This delicious Chili Con Queso recipe is the ultimate party dip! Loaded with flavorful no bean chili, gooey Monterey jack and cheddar cheeses, spicy jalapenos, and juicy tomatoes, this dip is the perfect addition to any gathering.
|½||medium onion, finely chopped|
|3||jalapeño peppers, finely chopped|
|2||garlic cloves, minced|
|2||medium tomatoes, chopped|
|1||cup shredded Monterey Jack cheese|
|1||cup shredded cheddar cheese|
|1||(15-ounce) can STAGG® CLASSIC® Chili No Bean, heated|
|Suggested Toppings: Pico de Gallo, guacamole, sour cream and chopped cilantro|
In medium saucepan over medium heat, melt butter.
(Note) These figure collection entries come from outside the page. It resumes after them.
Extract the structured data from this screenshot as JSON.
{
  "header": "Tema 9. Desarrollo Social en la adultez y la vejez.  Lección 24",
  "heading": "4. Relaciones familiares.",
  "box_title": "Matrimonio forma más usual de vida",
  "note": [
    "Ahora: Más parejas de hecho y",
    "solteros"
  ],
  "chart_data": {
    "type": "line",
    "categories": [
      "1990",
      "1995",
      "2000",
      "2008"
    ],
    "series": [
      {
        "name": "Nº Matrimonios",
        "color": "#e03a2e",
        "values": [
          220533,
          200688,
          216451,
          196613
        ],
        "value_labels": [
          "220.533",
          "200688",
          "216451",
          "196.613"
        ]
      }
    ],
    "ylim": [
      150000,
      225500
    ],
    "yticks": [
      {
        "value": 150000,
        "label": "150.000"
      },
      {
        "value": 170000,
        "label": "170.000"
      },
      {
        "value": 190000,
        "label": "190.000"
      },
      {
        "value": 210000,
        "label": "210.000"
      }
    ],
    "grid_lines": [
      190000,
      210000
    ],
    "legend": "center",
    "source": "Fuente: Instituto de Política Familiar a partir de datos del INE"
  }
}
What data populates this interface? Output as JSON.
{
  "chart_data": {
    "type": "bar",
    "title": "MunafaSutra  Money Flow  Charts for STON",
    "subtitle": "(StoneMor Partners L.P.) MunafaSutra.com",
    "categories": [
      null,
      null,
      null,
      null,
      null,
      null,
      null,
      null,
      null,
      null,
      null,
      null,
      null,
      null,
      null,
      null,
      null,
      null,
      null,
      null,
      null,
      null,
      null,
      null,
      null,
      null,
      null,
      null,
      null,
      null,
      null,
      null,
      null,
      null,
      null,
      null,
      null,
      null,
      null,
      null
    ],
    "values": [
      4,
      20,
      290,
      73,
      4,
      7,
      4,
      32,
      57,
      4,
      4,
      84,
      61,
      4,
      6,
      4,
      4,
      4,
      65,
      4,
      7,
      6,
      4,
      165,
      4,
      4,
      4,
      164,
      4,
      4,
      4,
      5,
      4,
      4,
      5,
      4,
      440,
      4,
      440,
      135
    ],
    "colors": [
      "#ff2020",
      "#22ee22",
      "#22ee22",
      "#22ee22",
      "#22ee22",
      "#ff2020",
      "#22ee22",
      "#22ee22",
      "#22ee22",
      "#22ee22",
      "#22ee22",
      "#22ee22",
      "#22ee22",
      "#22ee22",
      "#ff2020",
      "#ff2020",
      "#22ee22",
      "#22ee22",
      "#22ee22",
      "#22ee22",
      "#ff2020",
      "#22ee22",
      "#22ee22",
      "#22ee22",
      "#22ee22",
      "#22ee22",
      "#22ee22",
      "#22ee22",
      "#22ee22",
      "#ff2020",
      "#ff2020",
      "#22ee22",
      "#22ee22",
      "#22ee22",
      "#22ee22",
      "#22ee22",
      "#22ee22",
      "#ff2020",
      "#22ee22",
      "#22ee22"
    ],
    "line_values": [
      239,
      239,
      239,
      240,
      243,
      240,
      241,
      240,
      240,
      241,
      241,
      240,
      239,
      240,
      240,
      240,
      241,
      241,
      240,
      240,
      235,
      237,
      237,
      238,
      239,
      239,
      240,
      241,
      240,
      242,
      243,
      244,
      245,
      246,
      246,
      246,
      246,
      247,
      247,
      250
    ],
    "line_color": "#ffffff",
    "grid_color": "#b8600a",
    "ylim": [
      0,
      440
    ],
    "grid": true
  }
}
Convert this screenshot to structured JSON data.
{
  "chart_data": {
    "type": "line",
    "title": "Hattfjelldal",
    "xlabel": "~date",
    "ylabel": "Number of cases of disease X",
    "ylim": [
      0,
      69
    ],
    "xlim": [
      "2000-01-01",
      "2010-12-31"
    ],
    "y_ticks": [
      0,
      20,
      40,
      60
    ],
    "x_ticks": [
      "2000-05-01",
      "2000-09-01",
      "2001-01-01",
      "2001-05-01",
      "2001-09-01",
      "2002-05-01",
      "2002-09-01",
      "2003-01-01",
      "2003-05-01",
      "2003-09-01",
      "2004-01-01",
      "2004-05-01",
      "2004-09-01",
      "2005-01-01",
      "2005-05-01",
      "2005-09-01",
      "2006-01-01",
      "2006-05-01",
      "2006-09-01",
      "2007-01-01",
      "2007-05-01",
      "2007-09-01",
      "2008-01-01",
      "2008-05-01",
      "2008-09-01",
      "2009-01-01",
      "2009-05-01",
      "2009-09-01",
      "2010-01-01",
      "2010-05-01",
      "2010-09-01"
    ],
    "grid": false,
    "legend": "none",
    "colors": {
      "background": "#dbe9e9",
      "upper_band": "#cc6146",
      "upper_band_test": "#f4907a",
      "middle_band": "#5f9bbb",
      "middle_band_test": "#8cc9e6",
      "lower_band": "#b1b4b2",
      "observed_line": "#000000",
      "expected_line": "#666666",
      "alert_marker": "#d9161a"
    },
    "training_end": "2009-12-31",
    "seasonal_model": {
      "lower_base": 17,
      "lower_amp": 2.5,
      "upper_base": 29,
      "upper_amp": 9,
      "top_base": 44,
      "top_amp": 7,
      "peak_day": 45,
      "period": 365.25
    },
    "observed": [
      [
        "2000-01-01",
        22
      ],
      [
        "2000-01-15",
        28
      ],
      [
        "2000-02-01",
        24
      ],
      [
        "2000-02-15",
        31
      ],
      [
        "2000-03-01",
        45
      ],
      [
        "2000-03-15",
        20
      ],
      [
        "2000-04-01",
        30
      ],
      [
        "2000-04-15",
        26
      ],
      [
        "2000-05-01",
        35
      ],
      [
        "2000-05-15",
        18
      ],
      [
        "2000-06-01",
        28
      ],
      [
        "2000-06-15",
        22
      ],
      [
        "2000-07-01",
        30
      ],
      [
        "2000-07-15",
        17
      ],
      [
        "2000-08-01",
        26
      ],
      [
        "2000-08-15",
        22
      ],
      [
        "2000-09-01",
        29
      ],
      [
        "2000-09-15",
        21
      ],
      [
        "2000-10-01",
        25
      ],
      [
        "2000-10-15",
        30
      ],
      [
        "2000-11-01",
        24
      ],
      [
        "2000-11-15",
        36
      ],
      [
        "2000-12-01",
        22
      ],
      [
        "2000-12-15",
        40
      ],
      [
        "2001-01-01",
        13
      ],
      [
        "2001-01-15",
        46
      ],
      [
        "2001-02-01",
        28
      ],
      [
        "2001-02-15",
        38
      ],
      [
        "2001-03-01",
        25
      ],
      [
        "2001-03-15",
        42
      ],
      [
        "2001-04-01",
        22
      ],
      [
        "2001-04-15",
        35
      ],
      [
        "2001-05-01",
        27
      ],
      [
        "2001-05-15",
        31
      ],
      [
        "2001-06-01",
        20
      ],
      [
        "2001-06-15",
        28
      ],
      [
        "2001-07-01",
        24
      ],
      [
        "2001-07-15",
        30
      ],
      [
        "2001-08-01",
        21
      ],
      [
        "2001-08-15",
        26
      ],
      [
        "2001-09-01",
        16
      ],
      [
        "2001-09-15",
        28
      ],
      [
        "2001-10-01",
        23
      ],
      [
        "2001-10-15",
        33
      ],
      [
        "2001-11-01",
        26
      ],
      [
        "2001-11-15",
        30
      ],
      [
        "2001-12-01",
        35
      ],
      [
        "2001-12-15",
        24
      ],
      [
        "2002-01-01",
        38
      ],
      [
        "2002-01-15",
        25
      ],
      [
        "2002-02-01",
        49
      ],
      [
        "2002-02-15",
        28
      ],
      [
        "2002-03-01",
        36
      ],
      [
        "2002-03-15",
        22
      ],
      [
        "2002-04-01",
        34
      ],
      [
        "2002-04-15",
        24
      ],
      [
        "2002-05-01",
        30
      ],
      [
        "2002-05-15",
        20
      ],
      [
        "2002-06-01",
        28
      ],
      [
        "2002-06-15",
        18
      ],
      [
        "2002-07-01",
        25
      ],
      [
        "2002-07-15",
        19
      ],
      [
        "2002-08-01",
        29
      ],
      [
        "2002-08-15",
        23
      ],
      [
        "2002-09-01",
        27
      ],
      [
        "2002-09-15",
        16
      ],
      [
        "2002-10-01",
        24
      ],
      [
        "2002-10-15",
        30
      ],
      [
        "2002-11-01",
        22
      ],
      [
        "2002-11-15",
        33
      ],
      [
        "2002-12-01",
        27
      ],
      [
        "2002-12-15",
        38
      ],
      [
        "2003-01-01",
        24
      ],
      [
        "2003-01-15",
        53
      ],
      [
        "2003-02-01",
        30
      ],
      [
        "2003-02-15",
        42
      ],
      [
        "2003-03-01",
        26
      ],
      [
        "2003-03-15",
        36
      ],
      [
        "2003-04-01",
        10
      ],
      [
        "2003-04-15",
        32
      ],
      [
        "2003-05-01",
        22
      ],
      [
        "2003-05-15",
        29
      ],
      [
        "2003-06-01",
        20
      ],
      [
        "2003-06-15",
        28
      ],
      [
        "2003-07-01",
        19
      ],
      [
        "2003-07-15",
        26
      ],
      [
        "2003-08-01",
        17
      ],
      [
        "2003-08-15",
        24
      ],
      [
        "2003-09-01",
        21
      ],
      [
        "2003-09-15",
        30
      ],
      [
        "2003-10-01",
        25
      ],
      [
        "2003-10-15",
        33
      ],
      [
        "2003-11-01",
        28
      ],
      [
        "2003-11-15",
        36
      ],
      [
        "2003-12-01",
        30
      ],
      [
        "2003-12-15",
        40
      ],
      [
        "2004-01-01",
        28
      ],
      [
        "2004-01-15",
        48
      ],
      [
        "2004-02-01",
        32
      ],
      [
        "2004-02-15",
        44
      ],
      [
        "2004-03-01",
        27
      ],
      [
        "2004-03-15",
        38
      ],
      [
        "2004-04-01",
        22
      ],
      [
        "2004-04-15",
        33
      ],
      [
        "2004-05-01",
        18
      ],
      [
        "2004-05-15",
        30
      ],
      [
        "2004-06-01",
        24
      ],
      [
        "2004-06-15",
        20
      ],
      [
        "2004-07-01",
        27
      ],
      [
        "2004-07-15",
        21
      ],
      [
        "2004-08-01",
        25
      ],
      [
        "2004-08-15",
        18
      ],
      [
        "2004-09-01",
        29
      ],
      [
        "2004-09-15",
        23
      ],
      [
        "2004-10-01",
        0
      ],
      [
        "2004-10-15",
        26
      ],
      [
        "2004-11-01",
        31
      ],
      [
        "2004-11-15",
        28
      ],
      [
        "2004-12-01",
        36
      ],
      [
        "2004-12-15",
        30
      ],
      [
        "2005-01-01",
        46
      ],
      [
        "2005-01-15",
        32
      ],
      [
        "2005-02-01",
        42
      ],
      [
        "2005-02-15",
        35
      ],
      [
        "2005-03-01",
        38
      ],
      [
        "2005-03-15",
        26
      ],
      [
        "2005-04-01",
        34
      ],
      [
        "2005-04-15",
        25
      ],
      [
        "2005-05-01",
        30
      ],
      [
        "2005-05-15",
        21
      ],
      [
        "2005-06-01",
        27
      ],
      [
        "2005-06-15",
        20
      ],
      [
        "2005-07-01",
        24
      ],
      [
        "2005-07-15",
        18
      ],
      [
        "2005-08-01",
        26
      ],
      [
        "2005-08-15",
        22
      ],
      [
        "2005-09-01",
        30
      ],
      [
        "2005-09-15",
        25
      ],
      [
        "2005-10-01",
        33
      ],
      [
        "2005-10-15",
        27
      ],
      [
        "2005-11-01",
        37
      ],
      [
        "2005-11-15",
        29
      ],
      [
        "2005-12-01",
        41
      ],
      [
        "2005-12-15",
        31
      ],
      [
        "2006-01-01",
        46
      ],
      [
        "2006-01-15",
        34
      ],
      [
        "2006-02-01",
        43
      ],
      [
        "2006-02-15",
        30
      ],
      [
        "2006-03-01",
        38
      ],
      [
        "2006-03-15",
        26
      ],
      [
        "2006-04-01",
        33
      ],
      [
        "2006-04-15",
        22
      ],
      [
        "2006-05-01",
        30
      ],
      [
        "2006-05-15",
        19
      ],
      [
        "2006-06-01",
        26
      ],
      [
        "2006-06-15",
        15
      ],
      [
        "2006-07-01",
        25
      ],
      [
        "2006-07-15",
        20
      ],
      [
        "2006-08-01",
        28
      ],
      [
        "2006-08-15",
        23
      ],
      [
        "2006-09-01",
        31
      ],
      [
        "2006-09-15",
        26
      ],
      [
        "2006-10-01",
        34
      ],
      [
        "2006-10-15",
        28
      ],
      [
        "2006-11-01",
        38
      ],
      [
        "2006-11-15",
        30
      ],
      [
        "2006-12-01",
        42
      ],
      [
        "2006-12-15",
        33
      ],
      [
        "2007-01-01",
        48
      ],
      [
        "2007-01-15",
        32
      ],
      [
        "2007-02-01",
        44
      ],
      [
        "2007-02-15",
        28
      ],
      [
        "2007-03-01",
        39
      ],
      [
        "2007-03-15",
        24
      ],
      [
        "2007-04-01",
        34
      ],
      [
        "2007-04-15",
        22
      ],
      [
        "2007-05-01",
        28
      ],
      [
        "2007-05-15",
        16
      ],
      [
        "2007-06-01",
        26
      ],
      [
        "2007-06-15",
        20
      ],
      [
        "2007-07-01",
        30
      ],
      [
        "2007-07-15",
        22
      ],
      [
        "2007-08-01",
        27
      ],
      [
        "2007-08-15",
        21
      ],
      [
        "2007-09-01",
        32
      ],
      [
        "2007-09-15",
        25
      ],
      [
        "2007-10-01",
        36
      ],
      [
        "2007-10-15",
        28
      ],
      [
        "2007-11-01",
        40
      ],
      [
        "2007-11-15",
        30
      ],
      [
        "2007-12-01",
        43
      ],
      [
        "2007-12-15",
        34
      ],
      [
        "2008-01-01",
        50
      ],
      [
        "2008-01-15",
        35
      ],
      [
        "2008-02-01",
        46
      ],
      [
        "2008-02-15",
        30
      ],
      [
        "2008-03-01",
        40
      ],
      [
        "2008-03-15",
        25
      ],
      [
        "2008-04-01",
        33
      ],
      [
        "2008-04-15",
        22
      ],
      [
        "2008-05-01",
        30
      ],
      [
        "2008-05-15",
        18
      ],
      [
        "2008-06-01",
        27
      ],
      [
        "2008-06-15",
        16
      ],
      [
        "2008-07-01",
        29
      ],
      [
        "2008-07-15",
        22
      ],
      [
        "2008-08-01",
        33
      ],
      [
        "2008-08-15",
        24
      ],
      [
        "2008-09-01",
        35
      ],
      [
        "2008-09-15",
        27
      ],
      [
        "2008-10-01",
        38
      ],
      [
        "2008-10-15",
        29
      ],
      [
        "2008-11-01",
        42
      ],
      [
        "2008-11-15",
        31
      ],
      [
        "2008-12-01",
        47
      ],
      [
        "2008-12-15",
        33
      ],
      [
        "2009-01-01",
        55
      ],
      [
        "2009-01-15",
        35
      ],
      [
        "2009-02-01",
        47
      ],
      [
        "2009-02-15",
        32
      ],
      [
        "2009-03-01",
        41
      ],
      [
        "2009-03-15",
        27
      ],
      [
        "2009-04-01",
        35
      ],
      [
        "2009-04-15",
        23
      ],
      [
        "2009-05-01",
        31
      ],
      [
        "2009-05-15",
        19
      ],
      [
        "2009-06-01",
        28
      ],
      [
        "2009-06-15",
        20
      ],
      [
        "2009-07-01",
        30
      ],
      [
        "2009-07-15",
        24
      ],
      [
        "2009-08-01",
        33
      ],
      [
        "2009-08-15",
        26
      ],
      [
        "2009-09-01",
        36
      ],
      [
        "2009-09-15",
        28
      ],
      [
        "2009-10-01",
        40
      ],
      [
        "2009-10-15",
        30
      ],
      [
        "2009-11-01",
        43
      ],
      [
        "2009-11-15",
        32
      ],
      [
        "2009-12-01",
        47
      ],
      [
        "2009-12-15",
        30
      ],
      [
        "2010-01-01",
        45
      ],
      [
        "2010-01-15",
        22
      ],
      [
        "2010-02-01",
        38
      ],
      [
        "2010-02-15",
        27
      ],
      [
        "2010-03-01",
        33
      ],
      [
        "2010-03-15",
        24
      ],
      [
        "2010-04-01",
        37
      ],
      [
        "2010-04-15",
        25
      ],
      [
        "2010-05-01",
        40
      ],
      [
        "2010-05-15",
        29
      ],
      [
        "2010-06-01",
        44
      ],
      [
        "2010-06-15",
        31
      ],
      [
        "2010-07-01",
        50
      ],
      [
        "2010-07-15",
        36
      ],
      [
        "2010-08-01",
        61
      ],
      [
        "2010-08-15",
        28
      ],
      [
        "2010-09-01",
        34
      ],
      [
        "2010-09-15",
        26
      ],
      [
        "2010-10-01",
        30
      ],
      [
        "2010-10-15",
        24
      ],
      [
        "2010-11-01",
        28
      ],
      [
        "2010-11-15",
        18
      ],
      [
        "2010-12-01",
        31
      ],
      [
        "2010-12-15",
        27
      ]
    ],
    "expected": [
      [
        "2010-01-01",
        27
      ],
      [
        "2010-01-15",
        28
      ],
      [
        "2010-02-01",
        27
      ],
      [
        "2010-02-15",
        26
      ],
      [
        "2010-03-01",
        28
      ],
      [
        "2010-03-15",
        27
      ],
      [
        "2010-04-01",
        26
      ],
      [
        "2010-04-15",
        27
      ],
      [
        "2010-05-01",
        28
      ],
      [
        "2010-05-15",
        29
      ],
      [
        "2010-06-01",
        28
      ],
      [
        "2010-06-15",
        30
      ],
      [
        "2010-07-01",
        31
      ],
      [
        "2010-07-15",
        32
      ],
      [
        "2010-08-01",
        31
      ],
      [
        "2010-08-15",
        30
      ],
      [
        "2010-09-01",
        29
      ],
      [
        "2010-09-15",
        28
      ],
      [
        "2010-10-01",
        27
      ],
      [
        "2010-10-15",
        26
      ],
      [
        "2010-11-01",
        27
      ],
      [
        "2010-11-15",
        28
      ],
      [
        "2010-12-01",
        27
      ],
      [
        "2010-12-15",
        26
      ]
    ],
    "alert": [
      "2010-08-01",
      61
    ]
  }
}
Cook onion, jalapeño peppers and garlic 6 to 8 minutes or until tender. Add tomatoes. Cook 3 to 5 minutes or until juices have evaporated. Stir in flour; cook 1 minute. Whisk in milk; cook 4 minutes or until mixture comes to a boil and thickens. Remove from heat. Add cheeses, stirring to melt.
Pour hot chili into 2-quart baking dish. Top with heated queso. Garnish with suggested toppings and serve with tortilla chips.